China’s government last week halted publication of data on its soaring youth unemployment amid concerns that itwould reveal new weakness in the recovery of the world’s second-biggest economy, and has cracked down on corporate due diligence reporting in the country.
“These are not in our view responsible steps,” Sullivan told reporters in Washington on Tuesday, US time. “For global confidence, predictability and the capacity of the rest of the world to make sound economic decisions, it’s important for China to maintain a level of transparency in the publication of its data.”
Sullivan added that the White House had in recent months seen a “reduction in the level of transparency and openness with respect to recording basic things” as well as a crackdown on companies that offer “basic information to the world on the puts and takes in the Chinese economy”.
Sullivan’s appeal to Beijing came as Gina Raimondo, the US commerce secretary, prepares to travel to China at the end of this month for talks with high-level Chinese officials, in the latest push by Washington to stabilise relations with its economic rival.
President Joe Biden earlier this month signed an executive order banning some outbound US investment in Chinese technology sectors, and the administration has made efforts to break the dependence on Chinese supply chains central to Washington’s re-industrialisation and economic strategy.
Beijing has countered with an attempt to elevate the Brics bloc of emerging markets into a full-scale rival to the G7. It has also fostered geopolitical ties with countries around the world through its Belt and Road Initiative, focused on infrastructure projects and investments.
Sullivan on Tuesday formally announced Biden would travel to India next month for the G20 leaders summit in New Delhi. The president would focus “his energy” on having the US and “like-minded” countries bring more economic support for the rest of the world, particularly in the “global south” — and mainly through the IMF and the World Bank, Sullivan said.

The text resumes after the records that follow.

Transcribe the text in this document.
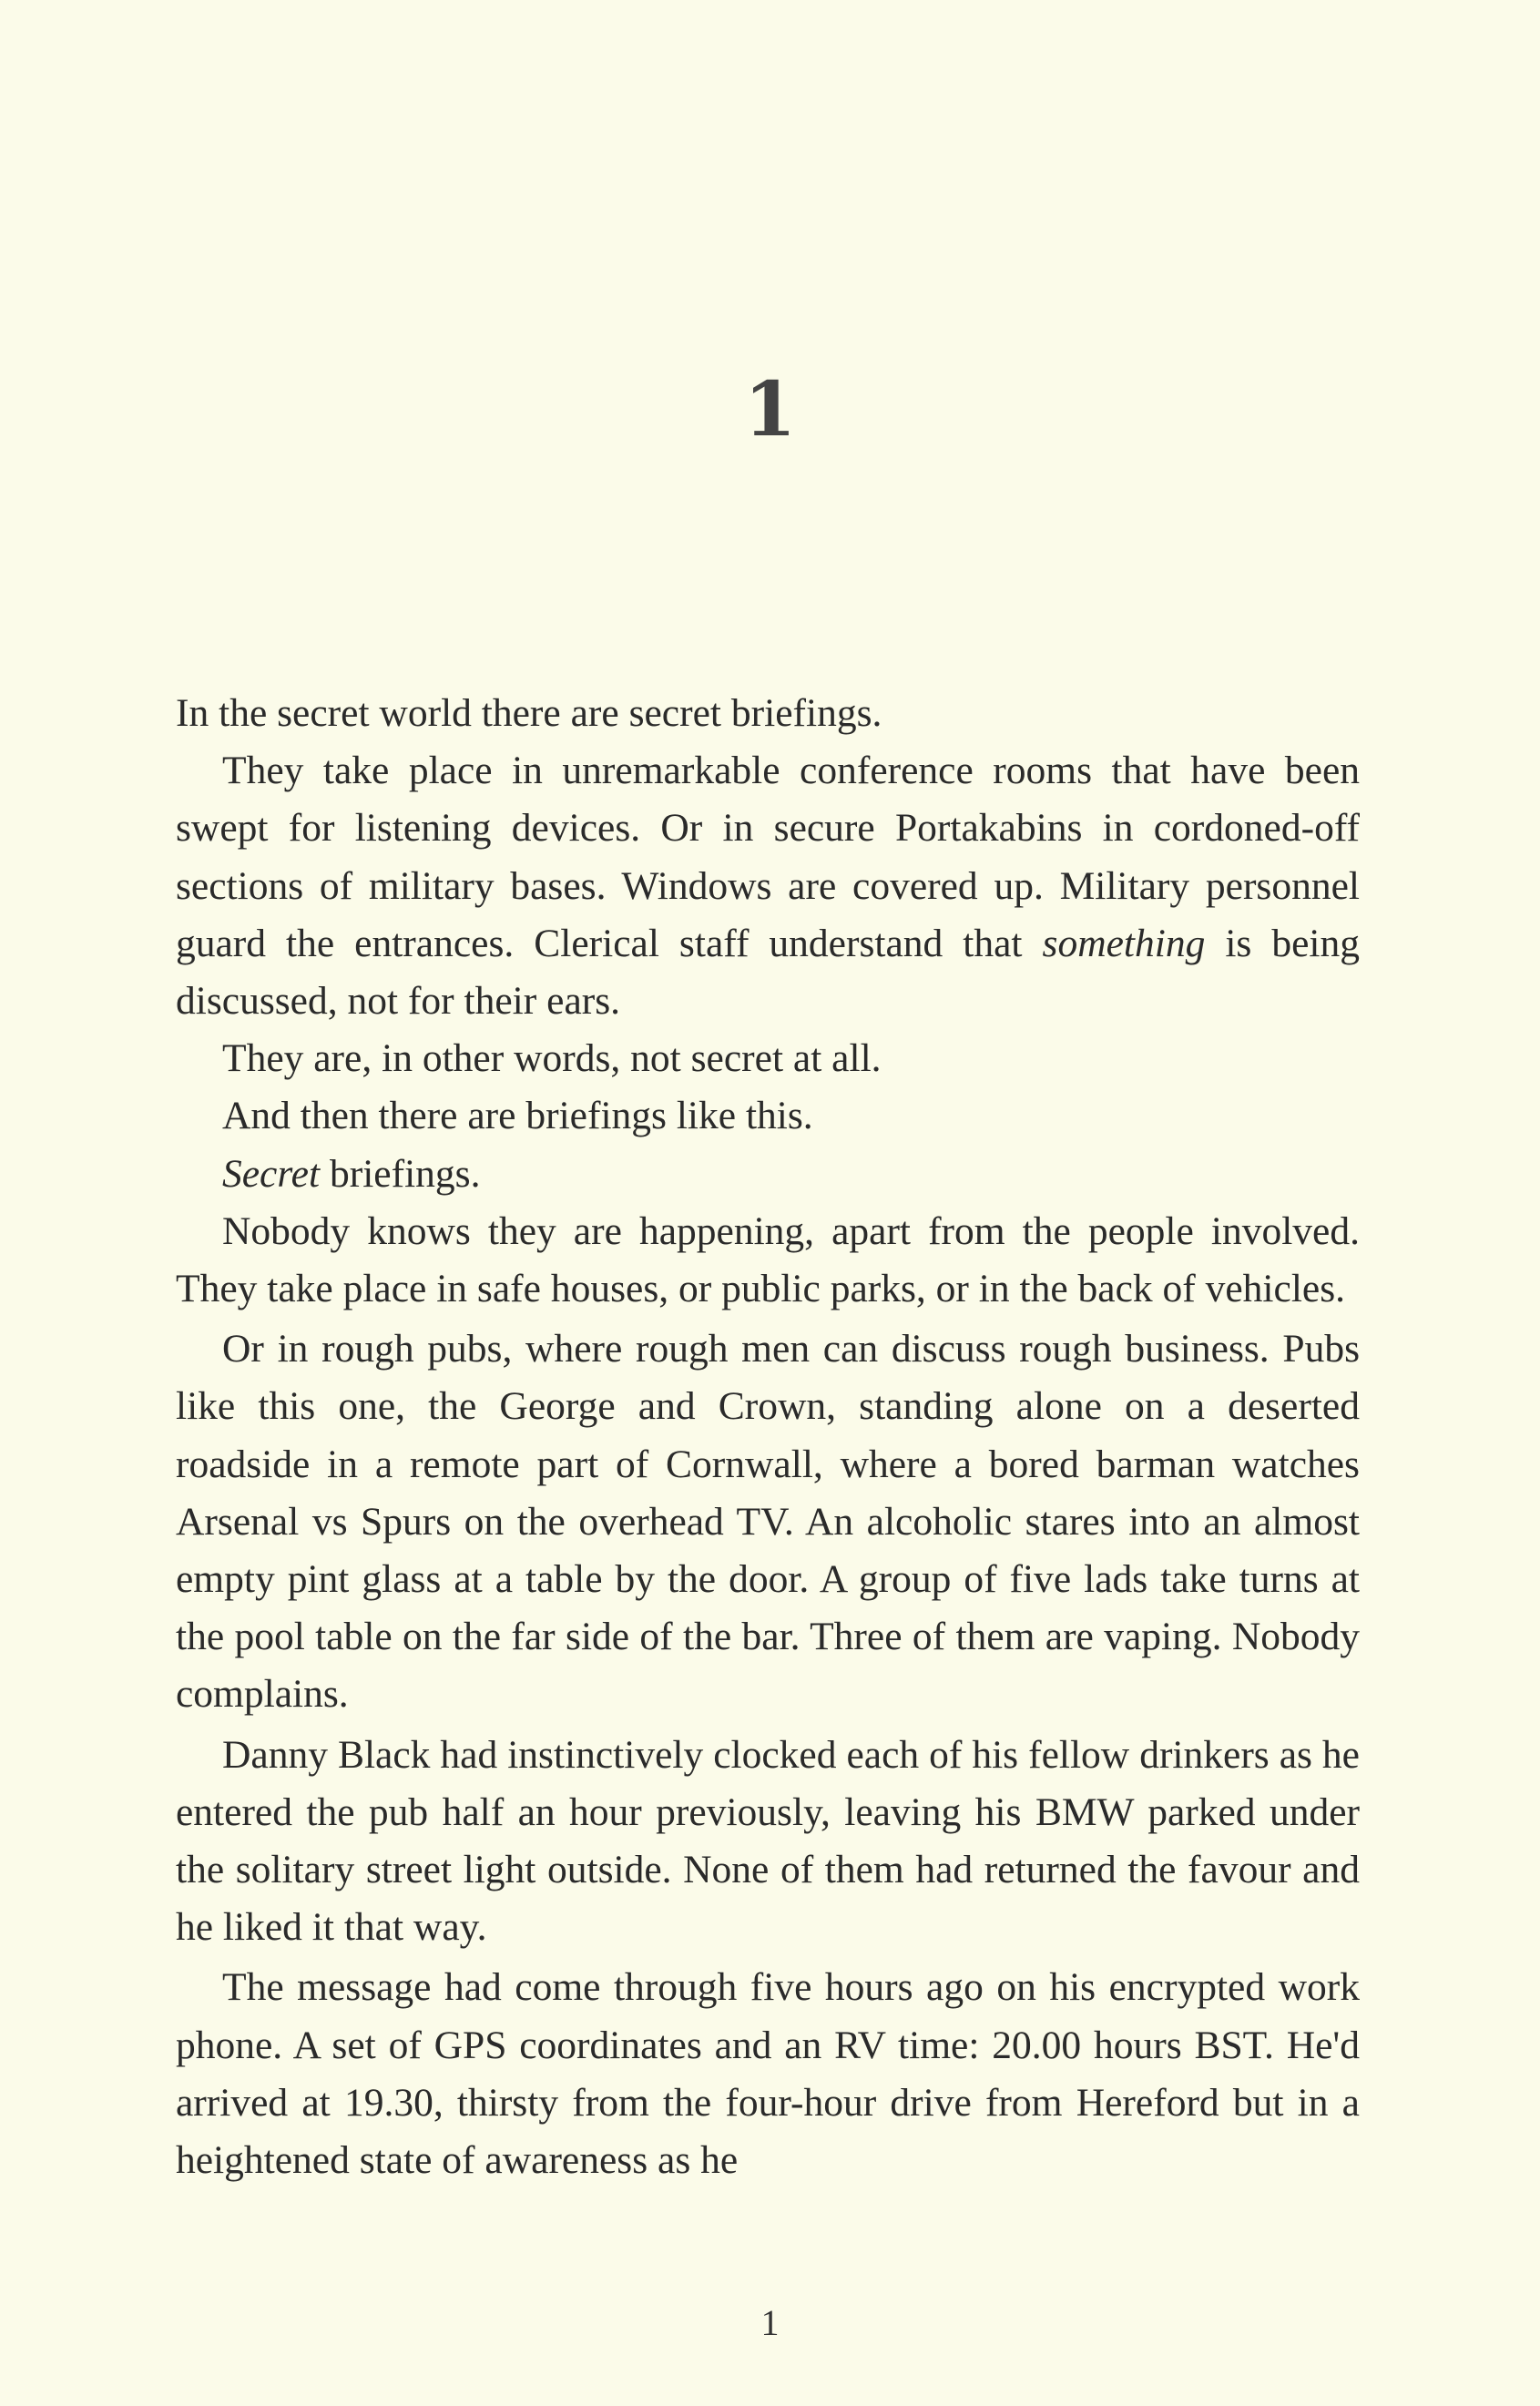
1

In the secret world there are secret briefings.

They take place in unremarkable conference rooms that have been swept for listening devices. Or in secure Portakabins in cordoned-off sections of military bases. Windows are covered up. Military personnel guard the entrances. Clerical staff understand that something is being discussed, not for their ears.

They are, in other words, not secret at all.

And then there are briefings like this.

Secret briefings.

Nobody knows they are happening, apart from the people involved. They take place in safe houses, or public parks, or in the back of vehicles.

Or in rough pubs, where rough men can discuss rough business. Pubs like this one, the George and Crown, standing alone on a deserted roadside in a remote part of Cornwall, where a bored barman watches Arsenal vs Spurs on the overhead TV. An alcoholic stares into an almost empty pint glass at a table by the door. A group of five lads take turns at the pool table on the far side of the bar. Three of them are vaping. Nobody complains.

Danny Black had instinctively clocked each of his fellow drinkers as he entered the pub half an hour previously, leaving his BMW parked under the solitary street light outside. None of them had returned the favour and he liked it that way.

The message had come through five hours ago on his encrypted work phone. A set of GPS coordinates and an RV time: 20.00 hours BST. He'd arrived at 19.30, thirsty from the four-hour drive from Hereford but in a heightened state of awareness as he

1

“We have heard loud and clear that countries want us to step up our support in the face of the overlapping challenges they face,” Sullivan said. “So as we continue to extend the critical support for Ukraine, we’re going to be delivering for the rest of the world as well.”
“And given both the scale of the need and frankly the scale of [China’s] coercive and unsustainable lending through the Belt and Road Initiative, we need to ensure that there are high-standard leverage solutions to the challenges countries are facing,” he added.
Sullivan noted Biden had asked for additional funding for international financial institutions in his latest supplemental budget request to Congress.
The US commitments would generate $50 billion (NZ$84.1b) in lending to middle-income countries through the IMF and the World Bank, Sullivan estimated, but the figure would rise to $200b if other allies and partners participated too.
But Sullivan said he did not see those steps as an effort to counter the growing push by Brics countries — including Brazil, India, Russia, South Africa and China — to set their own economic model for the world, and denied Washington saw the bloc as a “geopolitical rival”.
“This is a very diverse collection of countries in its current iteration... with differences of view on critical issues in the Indo-Pacific, Ukraine, on a range of other things,” he said.